The pallavi as prayer

December 24, 2015 07:51 pm | Updated 07:51 pm IST

Malladi Brothers. Photo: M. Moorthy

Malladi Brothers. Photo: M. Moorthy

Malladi Sreeramprasad said it was a prayer for the flood victims, seeking man-Nature harmony. The mood, therefore, was sombre, which precluded the scope for any acrobatics. The Keeravani alapana flowed slow and majestic, full of gravitas, imbuing the audience with a sense of peace.

Sreeramprasad began the raga with a long hum of the lower shadjam, and soon the brothers built up the raga essay with a series of long karvais with measured slowness, dwelling on each note — a sharp contrast to today’s T-20 Carnatic music. The result was a beautiful and tranquil Keeravani, with a Subhapanthuvarali feel— perhaps modelled on the Hindustani Keerwani, for it had echoes of Pandit Shivkumar Sharma (santoor) and Brigitte Menon (sitar). Violinist HN Bhaskar did a brilliant follow-through, playing in the same vein.

After a brief tanam, the brothers sang an ode to the flood victims — the pallavi, ‘Panchabuta shantim dehi Parameswara karunaya’, was rendered without any tala exercises, just simple and straightforward.

However, the pre-RTP part of the concert was rather nondescript. Accompanied also by Guru Karaikudi Mani on the mridganam and N. Amrit on the ganjira, the brothers presented Thyagaraja compositions, in the ragas Suddha Dhanyasi (‘Enta Nerchina’), Varali (‘Eti Janmamu’) and Sankarabharanam (‘Eduta Nilache’).

Right through the concert, Karaikudi Mani played softly, meshing superbly with the singing and at the end of the Sankarabharanam piece the audience eagerly listened to the mridangist. The thani (along with Amrit) was brilliant, but was regrettably too short, leaving a sense of incompleteness.
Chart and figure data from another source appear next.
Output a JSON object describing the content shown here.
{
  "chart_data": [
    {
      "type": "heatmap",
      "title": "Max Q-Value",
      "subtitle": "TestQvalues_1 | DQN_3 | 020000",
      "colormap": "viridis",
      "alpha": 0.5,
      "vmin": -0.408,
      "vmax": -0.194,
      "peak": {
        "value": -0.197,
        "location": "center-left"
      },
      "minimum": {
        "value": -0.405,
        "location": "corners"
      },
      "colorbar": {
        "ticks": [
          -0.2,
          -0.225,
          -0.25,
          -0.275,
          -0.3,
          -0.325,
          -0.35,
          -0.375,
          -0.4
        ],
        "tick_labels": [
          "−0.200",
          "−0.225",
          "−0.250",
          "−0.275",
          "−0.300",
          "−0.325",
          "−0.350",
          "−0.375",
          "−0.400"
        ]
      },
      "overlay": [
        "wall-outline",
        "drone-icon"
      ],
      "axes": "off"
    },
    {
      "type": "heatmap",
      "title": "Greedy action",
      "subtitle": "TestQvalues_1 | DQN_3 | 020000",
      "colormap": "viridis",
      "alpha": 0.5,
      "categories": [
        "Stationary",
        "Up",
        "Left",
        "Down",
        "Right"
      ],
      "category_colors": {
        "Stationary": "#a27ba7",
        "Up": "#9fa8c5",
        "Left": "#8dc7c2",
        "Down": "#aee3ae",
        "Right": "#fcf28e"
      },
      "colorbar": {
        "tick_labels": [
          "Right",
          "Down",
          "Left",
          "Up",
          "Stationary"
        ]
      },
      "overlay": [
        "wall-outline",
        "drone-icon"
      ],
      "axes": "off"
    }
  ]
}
In this concert, the brothers appeared to be a shade less than their regular selves. Even their swaras stuck to a pattern.

In contrast, at their concert for Parthasarathy Swamy Sabha, they presented some scintillating rare compositions including Dikshitar’s Bhairavi piece, ‘Chintayamam’ , ‘Gouri Sukumari’ in Vasantha, created by the renowned Telugu scholar Nallan Chakravartula Krishnamacharyulu and Narayana Tirtha’s Kalyani piece ‘Kathaya Kathaya’.

These interspersed familiar Thyagaraja kritis — ‘Muddumomu’ (Suryakantam) and ‘Teliyaleru Rama’ (Dhenuka), and ‘Paramathmudu’ (Vagadheeswari) and such.

It was a more wholesome concert than the one at Narada Gana Sabha. The Vasantha was particularly brilliant, and the entire concert was peppered with imaginative niraval and swaras — an aspect that was notably lacking in the other.